Question

A fluid flows through a pipe with a varying cross-sectional area. If the velocity of the fluid is \( v_1 = 4 \, \text{m/s} \) at a point where the cross-sectional area is \( A_1 = 2 \, \text{m}^2 \), and the velocity at another point where the cross-sectional area is \( A_2 = 1 \, \text{m}^2 \) is \( v_2 \), what is the velocity \( v_2 \)?

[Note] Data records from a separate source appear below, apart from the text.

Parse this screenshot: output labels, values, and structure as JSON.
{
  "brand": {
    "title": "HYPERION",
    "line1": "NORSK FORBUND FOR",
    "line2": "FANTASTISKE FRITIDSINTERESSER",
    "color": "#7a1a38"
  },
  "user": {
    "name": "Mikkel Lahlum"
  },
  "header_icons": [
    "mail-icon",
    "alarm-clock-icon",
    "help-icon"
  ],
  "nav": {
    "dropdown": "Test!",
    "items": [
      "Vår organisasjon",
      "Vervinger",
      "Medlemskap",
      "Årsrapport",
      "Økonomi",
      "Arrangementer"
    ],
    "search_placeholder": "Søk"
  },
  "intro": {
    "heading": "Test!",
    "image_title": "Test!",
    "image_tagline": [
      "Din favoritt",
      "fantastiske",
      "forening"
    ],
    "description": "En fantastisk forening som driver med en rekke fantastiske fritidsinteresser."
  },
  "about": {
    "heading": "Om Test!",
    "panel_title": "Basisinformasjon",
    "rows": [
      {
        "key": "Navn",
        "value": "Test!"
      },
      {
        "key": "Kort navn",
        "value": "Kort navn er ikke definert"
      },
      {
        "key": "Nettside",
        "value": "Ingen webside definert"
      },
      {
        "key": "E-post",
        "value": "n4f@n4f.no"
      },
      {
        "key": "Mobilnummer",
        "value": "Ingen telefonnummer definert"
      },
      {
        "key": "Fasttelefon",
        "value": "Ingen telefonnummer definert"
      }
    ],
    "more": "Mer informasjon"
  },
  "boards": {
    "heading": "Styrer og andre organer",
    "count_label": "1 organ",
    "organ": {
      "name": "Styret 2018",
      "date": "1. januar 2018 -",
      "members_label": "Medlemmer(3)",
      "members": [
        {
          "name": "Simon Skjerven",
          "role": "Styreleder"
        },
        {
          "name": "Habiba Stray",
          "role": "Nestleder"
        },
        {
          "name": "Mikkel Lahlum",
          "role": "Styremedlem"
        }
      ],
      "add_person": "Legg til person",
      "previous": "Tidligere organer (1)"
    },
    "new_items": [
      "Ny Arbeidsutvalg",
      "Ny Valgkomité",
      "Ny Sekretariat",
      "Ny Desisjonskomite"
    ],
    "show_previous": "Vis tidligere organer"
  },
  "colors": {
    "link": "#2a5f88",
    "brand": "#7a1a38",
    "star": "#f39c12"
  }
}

• A. \( 8 \, \text{m/s} \)
• B. \( 4 \, \text{m/s} \)
• C. \( 2 \, \text{m/s} \)
• D. \( 1 \, \text{m/s} \)

Hint:

For fluids flowing through a pipe with varying cross-section, use the principle of continuity \( A_1 v_1 = A_2 v_2 \) to find the velocity at different points in the pipe.

Answer 1

The Correct Option is A

We are given a fluid flowing through a pipe with varying cross-sectional areas. The velocity of the fluid is \( v_1 = 4 \, \text{m/s} \) at a point where the cross-sectional area is \( A_1 = 2 \, \text{m}^2 \), and the velocity at another point is \( v_2 \), where the cross-sectional area is \( A_2 = 1 \, \text{m}^2 \). We need to find \( v_2 \). Step 1: Use the principle of continuity The principle of continuity for fluid flow states that the mass flow rate must be constant throughout the pipe. For an incompressible fluid, this means that the product of the cross-sectional area and the velocity at any point in the pipe is constant: \[ A_1 v_1 = A_2 v_2 \] Step 2: Substitute the known values Substitute \( A_1 = 2 \, \text{m}^2 \), \( v_1 = 4 \, \text{m/s} \), and \( A_2 = 1 \, \text{m}^2 \) into the equation: \[ 2 \times 4 = 1 \times v_2 \] \[ 8 = v_2 \] Answer: The velocity \( v_2 \) is \( 8 \, \text{m/s} \), so the correct answer is option (1).